Leaders of a group of nonprofits, coalitions and other organizations are calling on the Charlottesville City Council to invest in both public schools and affordable housing.
In letters to council and comments at public meetings, the community members say the city should find a way to do upgrade Buford Middle School and fund affordable housing plans.
The city’s affordable housing plan calls for an investment of $10 million a year on tax relief and direct subsidies.
Community leaders from organizations such as the Legal Aid Justice Center and the Charlottesville/Albemarle Affordable Housing Coalition have said they are concerned about the potential for pitting education and housing spending against each other.
“A stable home that families can afford is the bedrock for educational success of children and a quality pre-K through 12th grade education is essential for individuals to break free from the web of generational poverty that too many households in Charlottesville are caught within,” they wrote in a letter to City Council earlier this week. “The economic vitality of the City requires an educated workforce that can afford to live in the same community where they work.”
Other signatories to the letter include Mary Coleman with Charlottesville United for Public Education, Beth Ike with the Burnley Moran Elementary parent-teacher organization, Chris Meyer with the Local Energy Alliance Program, and Laura Goldblatt with the Charlottesville Low-Income Housing Coalition.
City Council will dive into the proposed $216 million budget at a work session Thursday. That work session will focus on revenues and expenses for the coming fiscal year. The capital improvement plan will be discussed at the council’s March 31 work session.
The proposed capital budget allocates $7.33 million for affordable housing projects. The operating budget includes an additional $1 million for tax and rent relief.
The spending plan also includes full funding for the first phase of the city schools’ reconfiguration project in fiscal year 2024. However, city staff said in the budget that “significant revenue enhancements will be required in order to fully fund this project.”
That first phase of the school plan is expected to cost about $76.8 million, a price tag that’s higher than initially expected because of inflation. For $76.8 million, the city can expand Buford and heavily renovate the 57-year-old school.
Following the expansion, the upper elementary school would be eliminated, sixth graders would join seventh and eighth grades at Buford and fifth graders would go back to their elementary schools for one more year. Preschool would then be centralized at the Walker Upper Elementary campus.

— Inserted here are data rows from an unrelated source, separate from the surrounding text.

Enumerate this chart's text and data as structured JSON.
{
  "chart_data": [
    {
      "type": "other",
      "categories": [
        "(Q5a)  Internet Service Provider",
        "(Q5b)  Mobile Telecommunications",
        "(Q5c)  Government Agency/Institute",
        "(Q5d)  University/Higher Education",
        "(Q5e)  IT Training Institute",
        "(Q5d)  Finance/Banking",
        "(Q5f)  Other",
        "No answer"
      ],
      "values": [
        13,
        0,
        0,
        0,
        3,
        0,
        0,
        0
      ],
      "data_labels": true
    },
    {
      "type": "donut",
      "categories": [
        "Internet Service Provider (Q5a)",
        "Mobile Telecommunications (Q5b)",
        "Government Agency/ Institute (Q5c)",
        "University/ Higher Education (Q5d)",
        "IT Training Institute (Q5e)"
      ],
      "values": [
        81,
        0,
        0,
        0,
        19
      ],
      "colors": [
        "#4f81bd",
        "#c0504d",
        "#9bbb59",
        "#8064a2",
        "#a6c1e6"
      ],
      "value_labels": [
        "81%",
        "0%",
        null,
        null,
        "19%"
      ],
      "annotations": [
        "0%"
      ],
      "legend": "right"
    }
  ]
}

So far, city staff has suggested a 10-cent increase to the real estate tax rate in order to pay for the project. Interim city manager Michael C. Rogers said at Monday’s council meeting that at least an increase of 7.5 cents would be needed.
City staff is recommending that additional revenue sources be pursued in the next fiscal year for the fiscal year 2024 budget. That could include an increase the local sales tax, but the city needs approval from the General Assembly and local voters to make that happen.
In the letter to the city, organization leaders encouraged the use of every tool available to fully fund investments in the schools and affordable housing.
“For decades, key infrastructure investments in schools and affordable housing were kicked down the road, and we now face a large, overdue bill for these essential components of a healthy community,” they wrote. “We recognize and support the reality that the city will need to increase revenue to cover the costs.”
That message was echoed at Monday’s City Council meeting.
“I’ve heard a great deal of rhetoric recently that as a city we need to choose from among the school reconfiguration project and affordable housing program and collective bargaining for our public employees,” said David Koenig, a history teacher at Lugo-McGinness Academy with the Charlottesville Education Association. “But these are not options from which we can pick and choose. They are all fundamental human rights.”
Leah Puryear, a former School Board member who backed the Buford project, said the city needs to act now.
“In 1988, the decision was made to have an upper elementary and middle school in hopes of creating equity and diversity,” Puryear said. “It has done the exact opposite. We must not kick this can any further.”
In a letter to the Daily Progress, housing advocate Joy Johnson and Charlottesville parent Shymora Cooper said that the city is at the bottom of a “a proverbial hole” it has been digging.
“For decades the city declined to tax itself appropriately or make the investments in housing and public school systems necessary to provide a level playing field for its residents — especially those in the lower-income brackets,” they wrote.
Cooper is part of Charlottesville United for Public Education, a group created by parents and community members to support the overall reconfiguration project.
Cooper and Johnson wrote that investing in public schools and housing “builds a strong, functional, and thriving community.”
In addition to improved school facilities, children in Charlottesville need stable housing for educational success, they wrote.
They said stable housing is harder for low-income households to get and encouraged the city to continue investment in a range of programs to increase affordable housing options. They acknowledged in their letter that real tax rate increases could make it harder for low-income residents to live in the city.
“The flip side is that without affordable housing supports and a public school system funded by the additional revenue, it is even more difficult to afford housing in Charlottesville and for the children to receive an equitable education experience compared to their private school peers,” they wrote.
Reporter Ginny Bixby contributed to this report.